Brillat-Savarin fue un gourmet
francés que inició la moda de la fisiología del gusto que vivió a finales del
siglo XVIII. Para este francés sibarita y refinado, que descompone de la
siguiente manera la sensación gustativa en
el tiempo: 1) directa (cuando
el sabor también impresiona la parte anterior de la lengua); 2) completa (cuando
el sabor pasa a la parte posterior de la boca); 3) refleja (en el
momento final del juicio), todo el lujo
del gusto está en esta escala antedicha. Pues bien, este alquimista de
la alta cocina opinaba que toda la
ideología culinaria se basa en una amalgama a la vez médica, química y
metafísica: la de una esencia simple, que él denomina jugo nutritivo (o
gustativo, ya que, de hecho, para Savarin no hay alimento que no haya sido gustado).
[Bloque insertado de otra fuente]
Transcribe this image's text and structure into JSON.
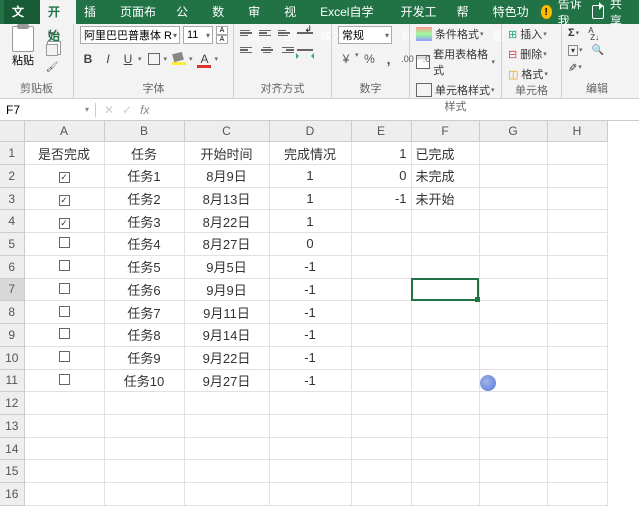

El estado acabado (perfecto) del alimento sería, pues, el zumo, la esencia
líquida de un pedazo de comida. Su ideal alquímico, que comparte con el
cocinero del príncipe de Soubise, era la de encerrar cincuenta jamones en un
frasco de cristal no más grueso que el dedo pulgar. ¿Os imagináis, lectores
bloggeros, cincuenta guijuelos extractados en un jugo ínfimo en un frasquito
como de penicilina? Aquí la imaginación se detiene y pregunta: ¿sería más
adecuado bebérselo o metérselo en vena? Un chute de jabugo. Una ecuación
culinaria para condensar todo el sabor ibérico. ¿No es un poco lo que hacía
Ferrán Adriá en los laboratorios de su cocina? Se me ocurre, al hilo de esta
tendencia, que al final en vez de comida los restaurantes de “alta gama” te
darán la carta con las fórmulas químicas de su composición y tú pagarás sólo
para leerlas e imaginártelas en el paladar. Como los que leen una partitura,
que dicen oír la melodía, los comensales leerán juntos la composición y
babearán paulovianamente de placer. ¡Qué genio el de los nuevos cocineros!